Quantum entanglement produced in the formation of a black hole
E. Martin-Martinez, L.J. Garay, J. Leon

TL;DR
This paper investigates how quantum entanglement naturally arises during black hole formation, especially in low-frequency modes and small black holes, with implications for quantum information and potential experimental detection.
Contribution
It demonstrates the generation of entanglement in dynamical gravitational collapse and highlights the greater sensitivity of fermions compared to bosons in this process.
Findings
Entanglement can reach maximal levels for low frequencies or small black holes.
Fermions are more sensitive to entanglement generation than bosons.

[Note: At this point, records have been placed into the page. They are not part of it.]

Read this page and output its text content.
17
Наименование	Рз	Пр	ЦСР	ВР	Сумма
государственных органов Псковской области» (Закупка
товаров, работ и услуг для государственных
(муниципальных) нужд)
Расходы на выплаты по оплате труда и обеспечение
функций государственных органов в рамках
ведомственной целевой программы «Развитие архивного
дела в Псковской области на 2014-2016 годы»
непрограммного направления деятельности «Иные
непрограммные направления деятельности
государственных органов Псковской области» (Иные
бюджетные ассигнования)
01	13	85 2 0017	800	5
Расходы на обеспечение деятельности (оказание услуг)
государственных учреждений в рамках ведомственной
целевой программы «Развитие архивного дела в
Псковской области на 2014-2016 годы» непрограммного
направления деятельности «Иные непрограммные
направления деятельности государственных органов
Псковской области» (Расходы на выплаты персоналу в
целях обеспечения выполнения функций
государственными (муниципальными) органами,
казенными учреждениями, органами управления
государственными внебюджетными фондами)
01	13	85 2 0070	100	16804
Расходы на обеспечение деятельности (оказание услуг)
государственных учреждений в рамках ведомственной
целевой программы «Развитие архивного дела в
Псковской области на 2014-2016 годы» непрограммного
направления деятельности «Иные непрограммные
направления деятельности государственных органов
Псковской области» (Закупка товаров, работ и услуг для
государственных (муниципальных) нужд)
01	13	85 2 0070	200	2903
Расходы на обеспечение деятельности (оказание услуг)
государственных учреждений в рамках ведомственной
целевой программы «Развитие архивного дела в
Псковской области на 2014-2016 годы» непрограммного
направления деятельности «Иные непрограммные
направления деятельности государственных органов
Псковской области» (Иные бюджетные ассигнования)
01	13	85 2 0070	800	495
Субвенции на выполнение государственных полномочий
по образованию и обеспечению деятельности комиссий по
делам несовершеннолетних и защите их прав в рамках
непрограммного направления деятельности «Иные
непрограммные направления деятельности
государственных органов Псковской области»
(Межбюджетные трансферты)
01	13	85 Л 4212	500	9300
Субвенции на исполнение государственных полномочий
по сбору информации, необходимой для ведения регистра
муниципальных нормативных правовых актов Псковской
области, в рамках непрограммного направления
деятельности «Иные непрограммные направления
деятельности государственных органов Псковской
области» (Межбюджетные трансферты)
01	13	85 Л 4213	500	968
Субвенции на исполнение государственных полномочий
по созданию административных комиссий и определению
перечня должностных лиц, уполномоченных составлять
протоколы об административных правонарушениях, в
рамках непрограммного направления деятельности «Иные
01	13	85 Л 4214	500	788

Entanglement links Hawking radiation modes with those falling into the black hole.
Abstract
A field in the vacuum state, which is in principle separable, can evolve to an entangled state in a dynamical gravitational collapse. We will study, quantify, and discuss the origin of this entanglement, showing that it could even reach the maximal entanglement limit for low frequencies or very small black holes, with consequences in micro-black hole formation and the final stages of evaporating black holes. This entanglement provides quantum information resources between the modes in the asymptotic future (thermal Hawking radiation) and those which fall to the event horizon. We will also show that fermions are more sensitive than bosons to this quantum entanglement generation. This fact could be helpful in finding experimental evidence of the genuine quantum Hawking effect in analog models.